Second, if it was on, why was that Mr. Killadog’s third response/ defense? First he pointed to gapped windows, then the brief time he claimed they would shop, and then he flailed to the a/c defense.
Third, what kind of idiot runs their a/c with the windows cracked? If the a/c was on, why crack the windows at all?
Anyway, so Mr. Killadog’s companion (apparently waiting at the store entrance) appeared at this point to take the membership card from him, then left. Mr. Killadog invited us to go ahead and call the police, saying he’d wait with us, and got into his car. He rolled down the window and turned on the a/c (we heard the hum of the electric motor and the a/c compassion pump kicking on).
Well, there’s not much to call the cops about at that point, other than the concern that as soon as we leave this asshole will lock his dogs right back up in that hot oven of a car. And since Mr. Killadog clearly thinks treating his dogs like this is harmless, and is loudly mocking us while filming us from his vehicle, we go ahead and make that call.
The police promise to send someone out, but also advise us to leave the immediate situation and not engage with the confrontational, angry man, which makes sense to me. So we drove away, with Mr. Killadog yelling, “Oh, oh, where you going? Huh? I thought we were waiting for the police? Huh? Where you running off to, huh?”
But instead of actually leaving, my husband circled around the building returned to parked a few rows behind the car. That was at 11:48 a.m. The initial confrontation began approximately 9 minutes prior.
Mr. Killadog stayed in the car, windows now up, for a few more minutes. Then he exited the vehicle and began pacing around it. He leaned against the driver’s side window, back to us, apparently scanning the parking lot.
At 12:04, he straightened up, apparently spotting someone, and left the vehicle to meet his companion.
In other words, as angry as Mr. Killadog was about our “invasive” and “unnecessary” intervention, it probably saved his dogs’ from heatstroke (at minimum).
The shopping trip–even (presumably) curtailed due to our influence, still lasted 16 minutes if you’re counting by the timeline most forgiving to Mr. Killadog; the one which begins some 10 min after he initially locked the dogs in the car and walked away.
If you start from when we first noticed the dogs, at 11:39, that’s a 26 minute shopping trip– nearly half an hour the dogs would have been in a sealed car when it was 75 degrees outside.

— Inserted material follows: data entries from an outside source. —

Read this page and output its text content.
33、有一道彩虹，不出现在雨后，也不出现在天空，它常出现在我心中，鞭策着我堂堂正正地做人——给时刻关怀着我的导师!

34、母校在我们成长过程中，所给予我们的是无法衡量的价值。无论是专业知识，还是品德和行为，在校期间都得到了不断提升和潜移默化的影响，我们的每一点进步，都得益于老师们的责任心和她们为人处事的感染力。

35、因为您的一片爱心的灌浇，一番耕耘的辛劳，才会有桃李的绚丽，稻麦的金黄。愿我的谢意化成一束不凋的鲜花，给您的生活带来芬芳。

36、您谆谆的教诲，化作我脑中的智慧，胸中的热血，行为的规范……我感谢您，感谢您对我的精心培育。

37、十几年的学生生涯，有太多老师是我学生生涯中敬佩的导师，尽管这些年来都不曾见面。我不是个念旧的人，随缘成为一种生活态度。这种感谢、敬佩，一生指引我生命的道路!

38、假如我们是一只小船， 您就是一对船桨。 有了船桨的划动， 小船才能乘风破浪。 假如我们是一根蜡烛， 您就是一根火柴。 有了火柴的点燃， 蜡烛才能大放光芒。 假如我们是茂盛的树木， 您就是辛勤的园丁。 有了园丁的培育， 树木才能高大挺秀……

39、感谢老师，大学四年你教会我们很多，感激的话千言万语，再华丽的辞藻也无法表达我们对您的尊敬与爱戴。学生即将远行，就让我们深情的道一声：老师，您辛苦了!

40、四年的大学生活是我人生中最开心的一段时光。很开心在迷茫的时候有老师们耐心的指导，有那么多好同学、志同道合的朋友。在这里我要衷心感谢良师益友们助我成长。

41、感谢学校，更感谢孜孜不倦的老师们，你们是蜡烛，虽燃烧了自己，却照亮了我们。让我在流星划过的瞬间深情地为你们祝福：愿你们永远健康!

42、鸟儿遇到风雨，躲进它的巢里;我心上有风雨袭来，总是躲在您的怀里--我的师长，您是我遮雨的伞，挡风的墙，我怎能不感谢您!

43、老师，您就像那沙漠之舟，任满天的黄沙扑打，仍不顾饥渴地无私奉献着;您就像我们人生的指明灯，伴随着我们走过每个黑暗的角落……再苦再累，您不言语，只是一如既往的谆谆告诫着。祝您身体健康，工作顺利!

The only reason the dogs had a/c and fully cracked windows during that time was because we spoke up, and their owner (angrily, defensively, mockingly) complied with our objections to prove he had his dogs best interests in mind.

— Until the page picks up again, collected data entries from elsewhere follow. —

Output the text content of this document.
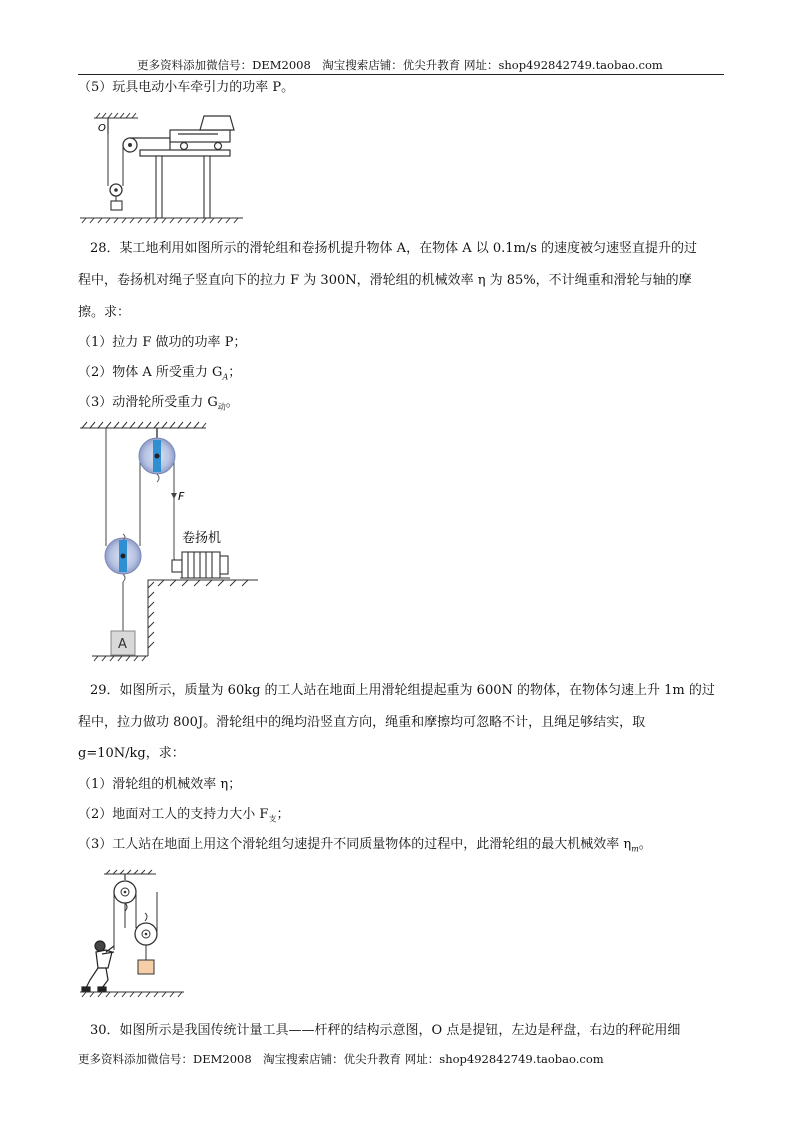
更多资料添加微信号：DEM2008　淘宝搜索店铺：优尖升教育 网址：shop492842749.taobao.com
（5）玩具电动小车牵引力的功率 P。
O
28．某工地利用如图所示的滑轮组和卷扬机提升物体 A，在物体 A 以 0.1m/s 的速度被匀速竖直提升的过
程中，卷扬机对绳子竖直向下的拉力 F 为 300N，滑轮组的机械效率 η 为 85%，不计绳重和滑轮与轴的摩
擦。求：
（1）拉力 F 做功的功率 P；
（2）物体 A 所受重力 $G_A$；
（3）动滑轮所受重力 $G_动$。
F
A
卷扬机
29．如图所示，质量为 60kg 的工人站在地面上用滑轮组提起重为 600N 的物体，在物体匀速上升 1m 的过
程中，拉力做功 800J。滑轮组中的绳均沿竖直方向，绳重和摩擦均可忽略不计，且绳足够结实，取
g=10N/kg，求：
（1）滑轮组的机械效率 η；
（2）地面对工人的支持力大小 $F_支$；
（3）工人站在地面上用这个滑轮组匀速提升不同质量物体的过程中，此滑轮组的最大机械效率 $\eta_m$。
30．如图所示是我国传统计量工具——杆秤的结构示意图，O 点是提钮，左边是秤盘，右边的秤砣用细
更多资料添加微信号：DEM2008　淘宝搜索店铺：优尖升教育 网址：shop492842749.taobao.com
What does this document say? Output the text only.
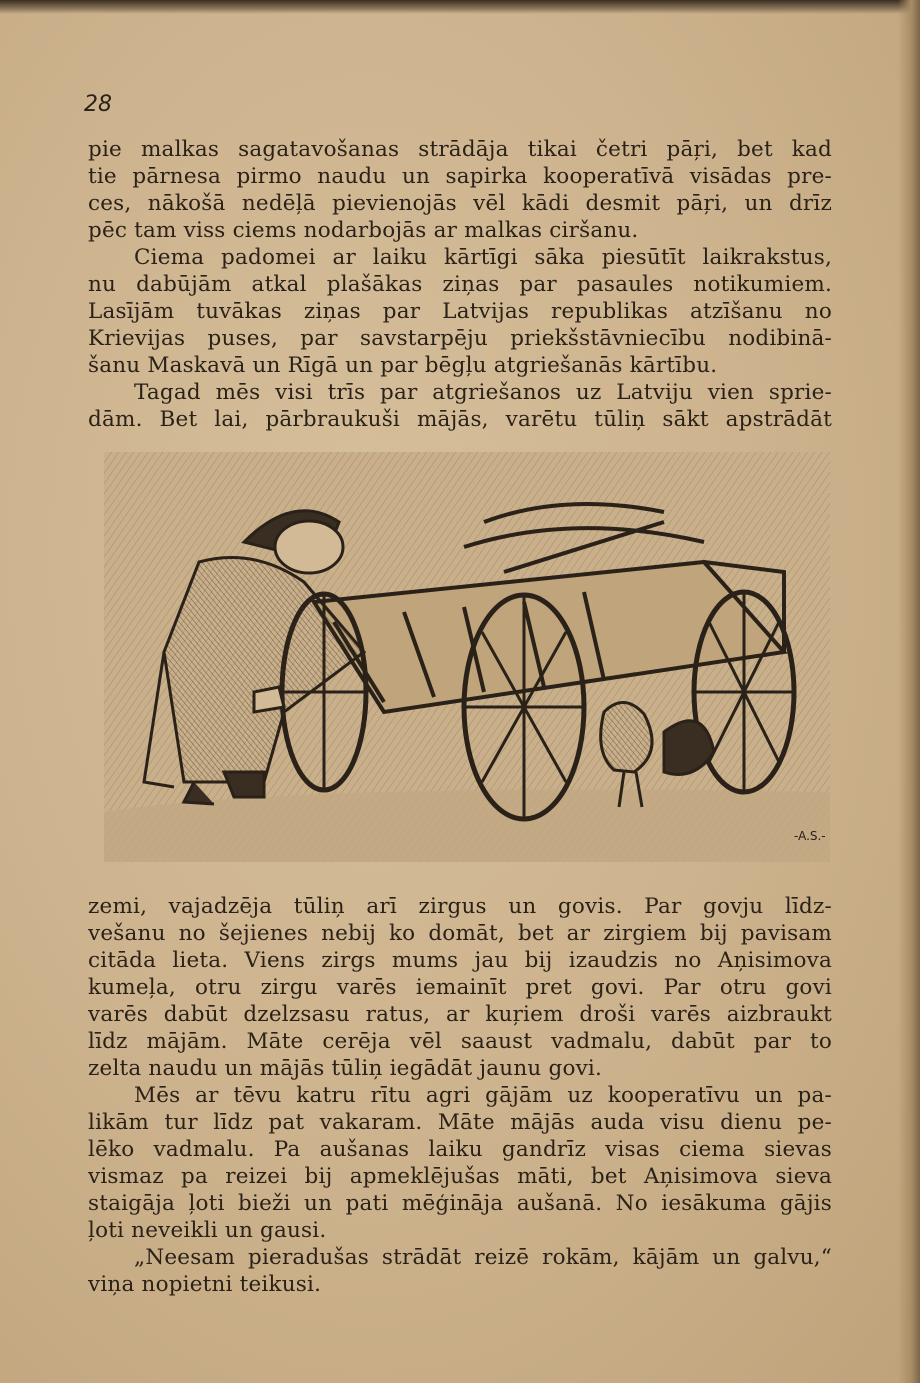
28
pie malkas sagatavošanas strādāja tikai četri pāŗi, bet kad
tie pārnesa pirmo naudu un sapirka kooperatīvā visādas pre-
ces, nākošā nedēļā pievienojās vēl kādi desmit pāŗi, un drīz
pēc tam viss ciems nodarbojās ar malkas ciršanu.
Ciema padomei ar laiku kārtīgi sāka piesūtīt laikrakstus,
nu dabūjām atkal plašākas ziņas par pasaules notikumiem.
Lasījām tuvākas ziņas par Latvijas republikas atzīšanu no
Krievijas puses, par savstarpēju priekšstāvniecību nodibinā-
šanu Maskavā un Rīgā un par bēgļu atgriešanās kārtību.
Tagad mēs visi trīs par atgriešanos uz Latviju vien sprie-
dām. Bet lai, pārbraukuši mājās, varētu tūliņ sākt apstrādāt
-A.S.-
zemi, vajadzēja tūliņ arī zirgus un govis. Par govju līdz-
vešanu no šejienes nebij ko domāt, bet ar zirgiem bij pavisam
citāda lieta. Viens zirgs mums jau bij izaudzis no Aņisimova
kumeļa, otru zirgu varēs iemainīt pret govi. Par otru govi
varēs dabūt dzelzsasu ratus, ar kuŗiem droši varēs aizbraukt
līdz mājām. Māte cerēja vēl saaust vadmalu, dabūt par to
zelta naudu un mājās tūliņ iegādāt jaunu govi.
Mēs ar tēvu katru rītu agri gājām uz kooperatīvu un pa-
likām tur līdz pat vakaram. Māte mājās auda visu dienu pe-
lēko vadmalu. Pa aušanas laiku gandrīz visas ciema sievas
vismaz pa reizei bij apmeklējušas māti, bet Aņisimova sieva
staigāja ļoti bieži un pati mēģināja aušanā. No iesākuma gājis
ļoti neveikli un gausi.
„Neesam pieradušas strādāt reizē rokām, kājām un galvu,“
viņa nopietni teikusi.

It was uncomfortable and upsetting. I dislike interfering in other people’s affairs, being yelled at, and being filmed/ photographed without my consent. Everything about the interaction was extremely uncomfortable and anxiety inducing for me.
But it was also the right thing thing to do. We had no way of knowing how long the dogs had been and would be in the car, and even after the owner returned, his belligerent aspect and manner implied he did not believe there was any risk to the dogs’ health.